Livret A : la Cour des comptes abonde dans le sens de La Banque Postale

L’institution juge que la gestion du produit est déficitaire et que la filiale de La Poste n’en retire pas d’avantage commercial «sensible»
Alexandre Garabedian

Jean-Paul Bailly et Patrick Werner, les patrons respectifs de La Poste et de La Banque Postale, ont trouvé un renfort à l’heure où le gouvernement étudie les conditions de la banalisation du Livret A : la Cour des comptes. L’institution vient de boucler le rapport dressant le bilan des deux premières années d’existence de la banque. Un rapport programmé par la loi qui a créé La Banque Postale le 1er janvier 2006. Il s’agissait alors de vérifier, après deux ans, si le jeune établissement faussait la concurrence et s’il convenait d’élargir sa gamme. Depuis, La Banque Postale a reçu le feu vert des pouvoirs publics pour distribuer du crédit à la consommation et a vu affluer les offres de services de ses concurrents.

Dans la partie du rapport qui traite du Livret A, et que l’Agefi a pu lire, les conclusions de la Cour des comptes reprennent les arguments de l’établissement. En 2006, malgré 654 millions d’euros de revenus encaissés pour la gestion du Livret A, cette dernière « accuse un léger déficit ». Et seuls 28 % des livrets présentent un encours supérieur au seuil de rentabilité défini par La Poste, soit 800 euros. Il est dès lors facile de déduire ce que coûterait au groupe la gestion du Livret A si sa commission de collecte était ramenée de 1,3 % à 0,4 %. Avec 46,6 milliards d’encours à fin 2006, La Banque Postale perdrait plus de 420 millions d’euros par an sur ce produit.

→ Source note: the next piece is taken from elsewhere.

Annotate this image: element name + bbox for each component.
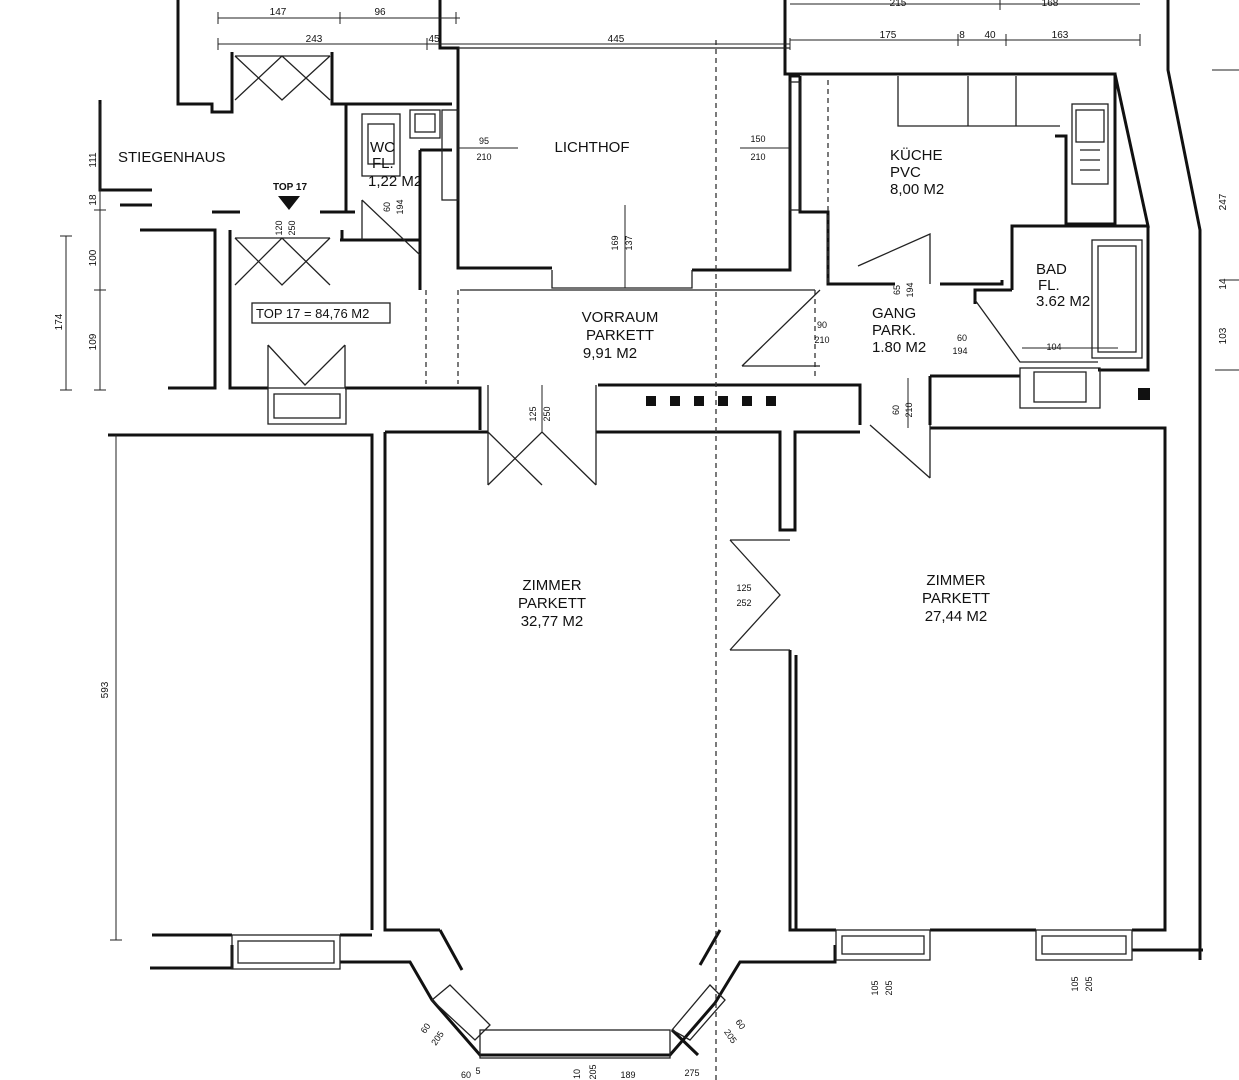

La Cour des Comptes met notamment en avant le coût de la mission d’accessibilité bancaire qu’assume l’établissement. Elle « représente environ 80 % des coûts pour des livrets dont l’encours ne représente que 8 % du total ». A l’inverse, l’institution émet des doutes quant à l’utilité du Livret A comme produit d’appel. « Cet argument n’est que partiellement exact, indique le rapport. Seul le quart des livrets gérés est détenu par des clients habituels de la banque. » Ainsi, « il ne semble pas qu’elle en retire un avantage sensible au regard des charges d’exploitation qu’elle supporte ».

L’analyse rejoint la volonté d’assurer à La Banque Postale une transition en douceur vers la banalisation. La ministre de l’Economie Christine Lagarde a ainsi proposé de créer un Livret d’accessibilité bancaire réservé à la banque publique, moyennant une rémunération spécifique.

« La gestion de la mission liée au Livret A fera l’objet d’une enquête particulière », promet par ailleurs la Cour des comptes.